Tuesday, April 22, 2008

Getting It Right--Remembering the History

In the last month or so I've been reading and contemplating essays and posts written by Very Important People who are Very Serious, Highly Influential and Highly Respected about how they got "it" (the Iraq Invasion and Occupation) wrong. I'm not going to bother with providing links here to these Very Important Thoughts penned by these Very Important People. Most of their writings can be boiled down to these nutshells:

1. I was misled and lied to, and didn't and couldn't know better.
2. I had an emotional reaction to anti-war "hippies."
3. I wasn't really for it, but felt I had to go along once it seemed inevitable.

I've been wondering how come it is that these people, with their advanced college degrees and their professional pedigrees and their network of connections and their ready-made public platforms could have been so gullible and so stupid, and how come lil' ol' nobody me--with no pedigree and no advanced education--got "it" entirely right? How come I knew that the US invading Iraq was wrong, wrong, wrong and that this was a horrible, terrible mistake?

How come?
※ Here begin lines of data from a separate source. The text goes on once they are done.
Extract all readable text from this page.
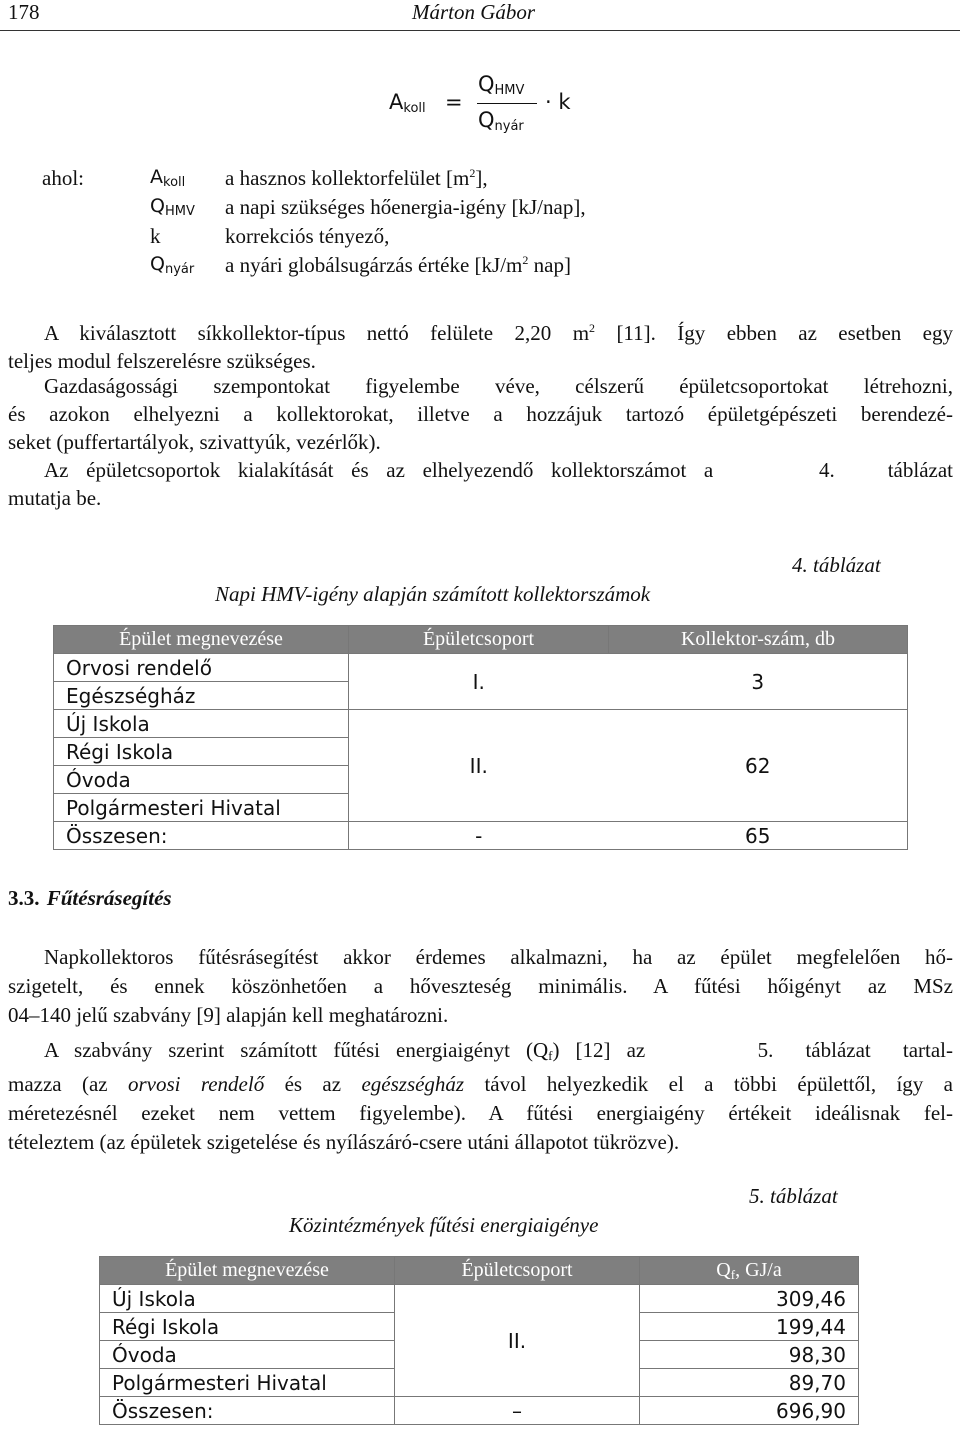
178	Márton Gábor
$A_{koll}$ =
$Q_{HMV}$
$Q_{nyár}$
· k
ahol:	$A_{koll}$ a hasznos kollektorfelület $[m^2]$,
$Q_{HMV}$ a napi szükséges hőenergia-igény [kJ/nap],
k	korrekciós tényező,
$Q_{nyár}$ a nyári globálsugárzás értéke [$kJ/m^2$ nap]
A kiválasztott síkkollektor-típus nettó felülete 2,20 $m^2$ [11]. Így ebben az esetben egy
teljes modul felszerelésre szükséges.
Gazdaságossági szempontokat figyelembe véve, célszerű épületcsoportokat létrehozni,
és azokon elhelyezni a kollektorokat, illetve a hozzájuk tartozó épületgépészeti berendezé-
seket (puffertartályok, szivattyúk, vezérlők).
Az épületcsoportok kialakítását és az elhelyezendő kollektorszámot a      4.   táblázat
mutatja be.
4. táblázat
Napi HMV-igény alapján számított kollektorszámok
Épület megnevezése	Épületcsoport	Kollektor-szám, db
Orvosi rendelő	I.	3
Egészségház		
Új Iskola	II.	62
Régi Iskola		
Óvoda		
Polgármesteri Hivatal		
Összesen:	-	65
3.3. Fűtésrásegítés
Napkollektoros fűtésrásegítést akkor érdemes alkalmazni, ha az épület megfelelően hő-
szigetelt, és ennek köszönhetően a hőveszteség minimális. A fűtési hőigényt az MSz
04‒140 jelű szabvány [9] alapján kell meghatározni.
A szabvány szerint számított fűtési energiaigényt $(Q_f)$ [12] az       5.  táblázat  tartal-
mazza (az orvosi rendelő és az egészségház távol helyezkedik el a többi épülettől, így a
méretezésnél ezeket nem vettem figyelembe). A fűtési energiaigény értékeit ideálisnak fel-
tételeztem (az épületek szigetelése és nyílászáró-csere utáni állapotot tükrözve).
5. táblázat
Közintézmények fűtési energiaigénye
Épület megnevezése	Épületcsoport	$Q_f$, GJ/a
Új Iskola	II.	309,46
Régi Iskola		199,44
Óvoda		98,30
Polgármesteri Hivatal		89,70
Összesen:	–	696,90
Well, for starters, I have a healthy skepticism of anybody who wants war. I also distrusted Bush and Cheney from the get-go. I also regularly read non-US media. As a rule, I am open to receiving information and evaluating opinions from all sources, and I don't have unexamined emotional knee-jerk discounting reactions towards differing opinions.
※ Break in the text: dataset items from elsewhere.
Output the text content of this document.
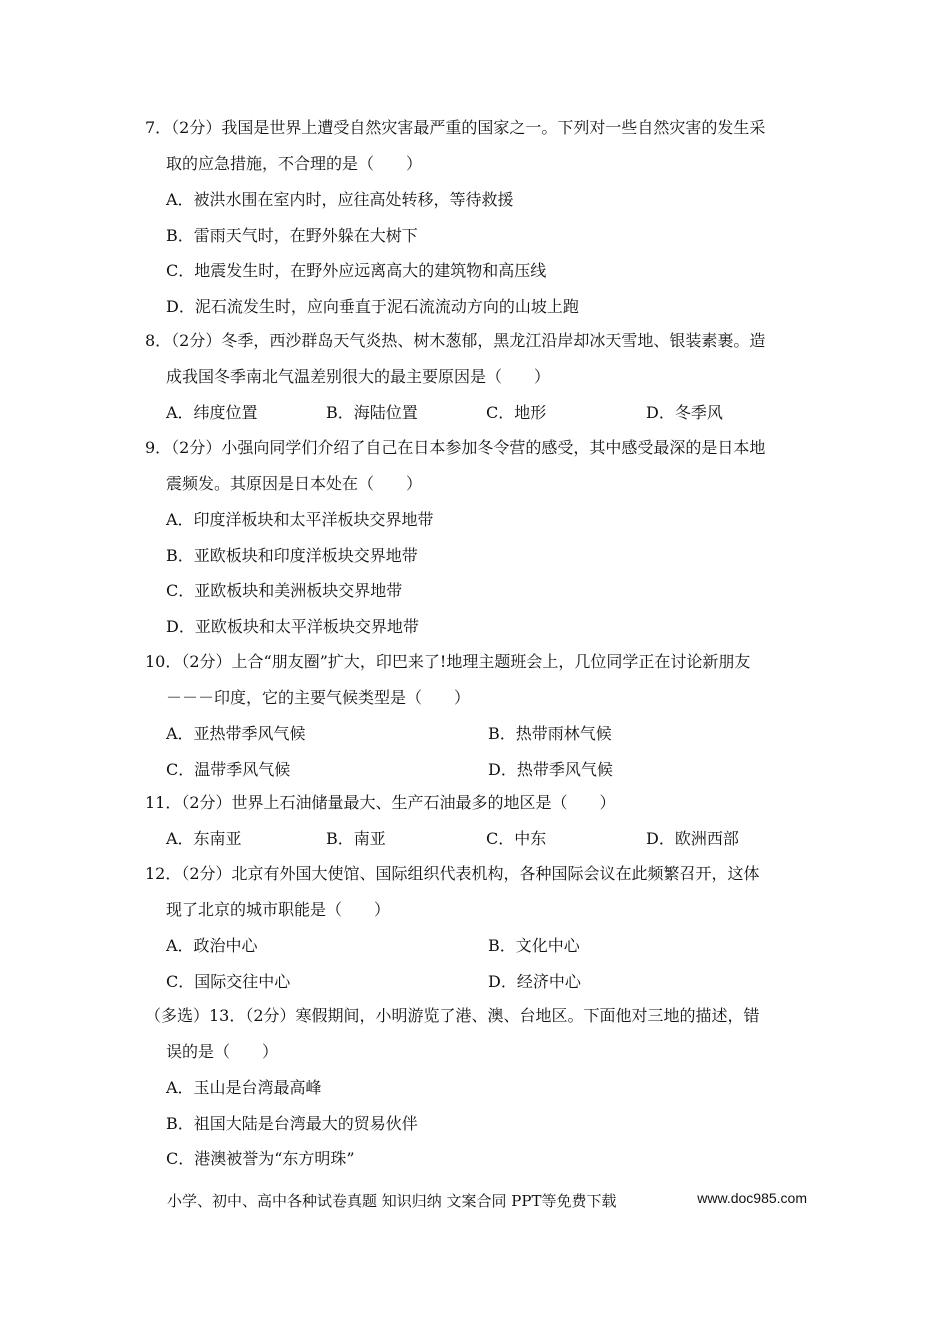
7．（2分）我国是世界上遭受自然灾害最严重的国家之一。下列对一些自然灾害的发生采
取的应急措施，不合理的是（　　）

A．被洪水围在室内时，应往高处转移，等待救援
B．雷雨天气时，在野外躲在大树下
C．地震发生时，在野外应远离高大的建筑物和高压线
D．泥石流发生时，应向垂直于泥石流流动方向的山坡上跑

8．（2分）冬季，西沙群岛天气炎热、树木葱郁，黑龙江沿岸却冰天雪地、银装素裹。造
成我国冬季南北气温差别很大的最主要原因是（　　）

A．纬度位置	B．海陆位置	C．地形	D．冬季风

9．（2分）小强向同学们介绍了自己在日本参加冬令营的感受，其中感受最深的是日本地
震频发。其原因是日本处在（　　）

A．印度洋板块和太平洋板块交界地带
B．亚欧板块和印度洋板块交界地带
C．亚欧板块和美洲板块交界地带
D．亚欧板块和太平洋板块交界地带

10．（2分）上合“朋友圈”扩大，印巴来了!地理主题班会上，几位同学正在讨论新朋友
－－－印度，它的主要气候类型是（　　）

A．亚热带季风气候	B．热带雨林气候
C．温带季风气候	D．热带季风气候

11．（2分）世界上石油储量最大、生产石油最多的地区是（　　）

A．东南亚	B．南亚	C．中东	D．欧洲西部

12．（2分）北京有外国大使馆、国际组织代表机构，各种国际会议在此频繁召开，这体
现了北京的城市职能是（　　）

A．政治中心	B．文化中心
C．国际交往中心	D．经济中心

（多选）13．（2分）寒假期间，小明游览了港、澳、台地区。下面他对三地的描述，错
误的是（　　）

A．玉山是台湾最高峰
B．祖国大陆是台湾最大的贸易伙伴
C．港澳被誉为“东方明珠”
小学、初中、高中各种试卷真题 知识归纳 文案合同 PPT等免费下载	www.doc985.com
But I think the main reason that I got it right was that I hadn't forgotten the past.

I remembered, quite well, the grossly exaggerated claims of Iraq military and weapons super-strength (including claims of chem, nuke and bio weapons) made in the first Iraq invasion (Gulf War I) back in 1991, which were eerily similar to those being made in the run-up to this occupation. I remembered and was aware of the regular bombardment of certain areas of Iraq that had been ongoing since 1991, as well as the terrible impacts of the embargo. I remembered the reports of how the CIA and US military has had Iraq under constant surveillance and close scrutiny since 1991.

I remembered how, back in 1991, the US media reported noxious propaganda as fact (the cold-blooded murders of Kuwati babies in incubators being a particularly odious false claim.) I learned back then that Iraq was a secular, socialist dictatorship, and that Iraqi women under Saddam had rights near-equal to women in Western industrial countries.

I also learned that Iraq had a significant population of Christians. I learned about how Saddam Hussein came to power backed by our CIA. I learned about the long-standing history and frictions between ethnic and religious groups in Iraq--the Shiites, Sunnis and the Kurds, and that people in Iraq were possessed of the full spectrum of political leanings. I learned about the Kurdish separatist rebels who wanted to secede from Iraq, Iran and Turkey to form their own country, and who had engaged in repeated terrorist acts in these three countries and who had also fought a civil war inside Iraq--which led to military repression of the uprising and included the use of mustard gas by Saddam Hussein on a Kurdish civilian population (all with US blessings) because these people were supporting the rebels.
This incident became the well-known rally slogan for the Gulf War--"He kills his own people!" (which slogan was also successfully re-used as a pre-invasion rally cry). (Side note--I've always felt this was an ironic slogan, given that the Kurds themselves don't, and never have, considered themselves as "his" or Iraq's people.)

And I remembered how Bush and Cheney and Rumsfield and Schwartzkopf and Gingrich and the lot of the Republicans claimed that a military occupation of Iraq by the US would be far too difficult and wouldn't ever work. And I remembered how the US leaders told the Kurds that if they rose up to overthrown Saddam Hussein that the US would support them--but instead the US abandonded them and allowed the Republican Guard to murder them instead.

So I remembered my history. And I was right for that simple fact. I remembered, and because I remembered I didn't believe one freaking claim my leaders made. None of it was sensical to anybody who recalled what had transpired not long ago.

Blaming 9-11 on Saddam Hussein didn't ever make one bit of sense. Claiming on the one hand that Saddam Hussein was a madman (and warmongers always personalize a country full of people as a demonic incarnation) who had terrible weapons and wouldn't hesitate to use them was the same exact claim previously made that was also completely false. Claiming that an invasion and occupation would be a cakewalk was patently silly. Claiming that gas would be plentiful and cheap for all was obviously false. All of it, all of the endlessly repeated claims and all of the justifications were just propaganda designed to lead a bunch of fearful sheeple here in the US into supporting a never-ending occupation to directly control Middle East oil.

What kills me in reading the essays by these Very Serious and Very Important People who were totally wrong is that none of them seemed to recall or have taken into consideration what happened before 9-11. Their flawed analyses personify and have unconsciously incorporated the media and government propaganda concepts of a pre versus post 9-11 world. This is why they really were all so wrong, because for them, history is quickly forgotten. The history meant nothing. For them, anything that happened before 9-11 was irrelevant and meaningless.

For me--the history meant everything. That's why I got it right.